Page:Henri Maret Le tour du monde parisien 1862.djvu/153

La bibliothèque libre.
Cette page a été validée par deux contributeurs.

141
LE TOUR DU MONDE PARISIEN.

Les dieux lares, dont j’ai parlé dans le chapitre précédent, se dressaient sur la table, au coin du feu.
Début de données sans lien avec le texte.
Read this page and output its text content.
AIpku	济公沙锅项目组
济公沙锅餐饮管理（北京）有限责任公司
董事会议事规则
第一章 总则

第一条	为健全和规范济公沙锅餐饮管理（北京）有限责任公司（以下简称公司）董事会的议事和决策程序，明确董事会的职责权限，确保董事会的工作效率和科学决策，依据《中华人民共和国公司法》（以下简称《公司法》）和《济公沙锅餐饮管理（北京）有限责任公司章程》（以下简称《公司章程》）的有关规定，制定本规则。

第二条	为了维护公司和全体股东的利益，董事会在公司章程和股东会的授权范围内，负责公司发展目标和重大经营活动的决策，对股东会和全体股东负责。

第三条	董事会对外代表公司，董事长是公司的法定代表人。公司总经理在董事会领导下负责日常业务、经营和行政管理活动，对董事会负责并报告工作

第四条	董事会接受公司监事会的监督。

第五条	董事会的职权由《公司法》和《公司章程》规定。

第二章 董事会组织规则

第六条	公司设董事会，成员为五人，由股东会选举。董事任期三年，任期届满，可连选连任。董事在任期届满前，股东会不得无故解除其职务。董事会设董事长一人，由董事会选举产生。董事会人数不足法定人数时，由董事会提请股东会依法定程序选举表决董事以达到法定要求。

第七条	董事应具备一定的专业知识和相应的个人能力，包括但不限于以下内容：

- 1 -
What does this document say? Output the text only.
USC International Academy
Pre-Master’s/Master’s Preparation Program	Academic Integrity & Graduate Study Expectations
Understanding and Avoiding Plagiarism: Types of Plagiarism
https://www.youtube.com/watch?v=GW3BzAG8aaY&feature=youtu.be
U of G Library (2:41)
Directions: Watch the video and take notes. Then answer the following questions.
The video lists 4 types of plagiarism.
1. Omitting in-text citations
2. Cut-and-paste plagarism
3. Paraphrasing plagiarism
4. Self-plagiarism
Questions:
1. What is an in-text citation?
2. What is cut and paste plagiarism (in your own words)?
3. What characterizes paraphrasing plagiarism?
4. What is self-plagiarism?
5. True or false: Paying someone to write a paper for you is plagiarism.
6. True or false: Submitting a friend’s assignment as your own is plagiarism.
C’étaient : d’abord un gigantesque pâté, dont, à la clarté d’une chandelle fumeuse, je ne pus distinguer le contenu ; puis une salade immense dans un saladier impossible, un pain de quatre livres, douze sardines, trois livres de gruyère, enfin quatre litres de vin, flanquant les quatre coins de la table.

Fritz et moi levâmes les mains au ciel en signe d’allégresse. Le vin surtout fit circuler dans mes veines une joie délirante, et son aspect m’étonna singulièrement.

À voir le port de Bercy, encombré nuit et jour de tonneaux cerclés, fermés, mesurés, rangés, prêts à partir, et se reposant entre deux trajets et un grand nombre de douaniers, je m’étais figuré qu’il était impossible de trouver dans ce pays une seule bouteille de vin.

Dans mes voyages, j’ai fait une remarque étrange : c’est que dans tous les endroits de la terre renommés par une production quelconque, il est impossible, à aucun prix, de se procurer cette production. À Troyes, j’avais réclamé des andouillettes, et l’on m’avait ri au nez ; à Strasbourg, ce célèbre domicile des pâtés, les charcutiers avaient été unanimes à me répondre le matin : Nous n’en avons pas encore… le soir : Nous n’en avons plus. Les plus petits pruneaux que j’aie mangés sont ceux de Tours ; quant au liquide, Dieu sait quels gémissements j’ai poussés, en humant à Bordeaux du vin du Cher, et à Châlons une excellente liqueur, couleur de rubis, née certainement en Bourgogne.